There are indeed no elements of norm $2$, but there are elements of norm $-2$.
• $(2+\sqrt 6)(\sqrt 6-2)=2 \in (2+\sqrt 6)$ and $2+\sqrt 6 - 2=\sqrt 6 \in (2+\sqrt 6)$. So $(2+\sqrt 6)=(2,\sqrt 6)$ – James Apr 28 '15 at 10:46
Where you went wrong is where you overlooked the Diophantine equation $x^2 - 6y^2 = -2$. The fundamental unit of this ring is $5 + 2 \sqrt 6$, which has a norm of 1, not $-1$. This means that if $x^2 - 6y^2 = n$ has no solutions, it does not rule out that $x^2 - 6y^2 = -n$ might.
And indeed $x^2 - 6y^2 = -2$ does have infinitely many solutions, with the most obvious one being $x = 2$, $y = 1$, which you yourself later discovered. Then $(2 + \sqrt 6)(5 + 2 \sqrt 6)$ gives another, and from there you can figure out how to get as many as you want.

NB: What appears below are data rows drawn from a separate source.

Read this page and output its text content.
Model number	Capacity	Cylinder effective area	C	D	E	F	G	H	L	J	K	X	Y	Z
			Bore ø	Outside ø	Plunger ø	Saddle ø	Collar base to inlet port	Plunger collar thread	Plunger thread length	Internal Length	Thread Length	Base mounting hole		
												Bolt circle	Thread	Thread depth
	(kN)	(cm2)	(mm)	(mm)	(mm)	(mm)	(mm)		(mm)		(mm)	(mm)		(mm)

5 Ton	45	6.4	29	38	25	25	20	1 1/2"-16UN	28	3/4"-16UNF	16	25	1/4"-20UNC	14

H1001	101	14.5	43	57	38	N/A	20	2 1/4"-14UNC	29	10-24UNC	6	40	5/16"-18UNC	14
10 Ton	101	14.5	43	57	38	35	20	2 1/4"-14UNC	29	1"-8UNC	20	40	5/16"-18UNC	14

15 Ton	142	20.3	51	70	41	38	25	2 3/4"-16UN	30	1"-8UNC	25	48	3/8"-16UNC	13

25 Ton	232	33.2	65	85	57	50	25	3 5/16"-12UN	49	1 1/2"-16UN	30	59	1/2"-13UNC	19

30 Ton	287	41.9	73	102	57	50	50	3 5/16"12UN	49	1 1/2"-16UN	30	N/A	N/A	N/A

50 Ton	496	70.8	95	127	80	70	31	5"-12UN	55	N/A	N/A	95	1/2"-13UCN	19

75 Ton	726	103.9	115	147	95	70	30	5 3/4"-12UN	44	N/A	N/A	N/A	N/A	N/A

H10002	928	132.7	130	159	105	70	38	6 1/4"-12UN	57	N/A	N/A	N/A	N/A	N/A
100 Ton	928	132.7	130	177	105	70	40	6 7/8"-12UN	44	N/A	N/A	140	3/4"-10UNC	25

More importantly to your query, however, $(2 - \sqrt 6)(2 + \sqrt 6) = -2$, and since $-2 \in \langle 2 \rangle$, combined with the fact that $(2 + \sqrt 6)(3 - \sqrt 6) = \sqrt 6$, we find that both $\langle 2 \rangle$ and $\langle \sqrt 6 \rangle$ are properly contained in $\langle 2 + \sqrt 6 \rangle$, which is not only a principal ideal but a prime ideal after all.
You were right that 2 ramifies, as we have $\langle 2 \rangle = \langle 2 + \sqrt 6 \rangle^2$. In general, if $\mathbb Q(\sqrt{pq})$ (with $p$ and $q$ distinct primes) is a principal ideal domain, you can find factorizations for $\pm p$, $\pm q$ in that domain, and consequently that $\sqrt{pq}$ is reducible.